MATERIALS AND METHODS: A 1:1 mixture of methylene blue (MB) and diphenylisobenzofuran (DPBF) was irradiated for 60 s with a diode laser (670 nm, 0.3 W) through blood, serum, gingival connective tissue and collagen type I (2 mm transillumination thickness). The oxidation of DPBF by MB was determined spectrophotometrically by measuring the optical density (oD) at 410 nm. The absorption spectra of DPBF/MB irradiated through MB (1%) and strawberry red solution (3%) served as control.

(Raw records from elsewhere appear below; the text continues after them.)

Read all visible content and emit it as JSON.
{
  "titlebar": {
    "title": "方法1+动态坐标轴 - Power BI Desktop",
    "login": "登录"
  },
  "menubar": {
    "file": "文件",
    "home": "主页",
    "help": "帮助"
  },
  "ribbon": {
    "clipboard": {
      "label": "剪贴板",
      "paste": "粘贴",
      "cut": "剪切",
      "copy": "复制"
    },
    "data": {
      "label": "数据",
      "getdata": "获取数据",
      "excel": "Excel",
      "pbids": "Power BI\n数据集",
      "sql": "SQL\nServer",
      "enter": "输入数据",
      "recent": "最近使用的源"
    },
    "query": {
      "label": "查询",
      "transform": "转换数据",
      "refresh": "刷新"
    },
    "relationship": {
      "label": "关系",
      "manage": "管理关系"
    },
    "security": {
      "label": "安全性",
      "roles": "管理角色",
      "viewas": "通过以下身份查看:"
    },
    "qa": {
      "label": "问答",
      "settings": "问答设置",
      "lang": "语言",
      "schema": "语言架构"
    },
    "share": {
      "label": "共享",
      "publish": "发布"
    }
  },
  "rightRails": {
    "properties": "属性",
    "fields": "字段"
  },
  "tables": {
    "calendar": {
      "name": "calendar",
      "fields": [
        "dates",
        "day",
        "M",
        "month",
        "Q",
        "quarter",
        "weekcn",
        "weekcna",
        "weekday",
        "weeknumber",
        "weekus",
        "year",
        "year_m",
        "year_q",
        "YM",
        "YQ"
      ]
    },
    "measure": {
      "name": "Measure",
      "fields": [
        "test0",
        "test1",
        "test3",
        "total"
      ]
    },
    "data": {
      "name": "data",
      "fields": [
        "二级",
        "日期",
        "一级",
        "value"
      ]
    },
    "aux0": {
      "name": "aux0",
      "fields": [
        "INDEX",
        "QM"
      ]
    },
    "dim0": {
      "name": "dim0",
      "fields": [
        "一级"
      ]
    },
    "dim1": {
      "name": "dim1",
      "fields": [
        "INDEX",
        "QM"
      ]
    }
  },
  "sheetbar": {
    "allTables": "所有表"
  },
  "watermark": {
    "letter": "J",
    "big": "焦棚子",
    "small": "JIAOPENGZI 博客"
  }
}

RESULTS: The mean oD of non-irradiated DPBF/MB was 1.98 ± 0.04. Irradiation through MB showed no oxidation of DPBF (1.98 ± 0.02; p > 0.05), while interposition of strawberry red and serum resulted in almost complete oxidation of DPBF (0.13 ± 0.09, 0.06 ± 0.03; p ≤ 0.0001). Irradiation through gingiva and collagen reduced the oxidation of DPBF significantly (1.0 ± 0.04, 0.7 ± 0.04; p ≤ 0.0001), accounting for 50% to 35% of the non-irradiated DPBF/MB solution.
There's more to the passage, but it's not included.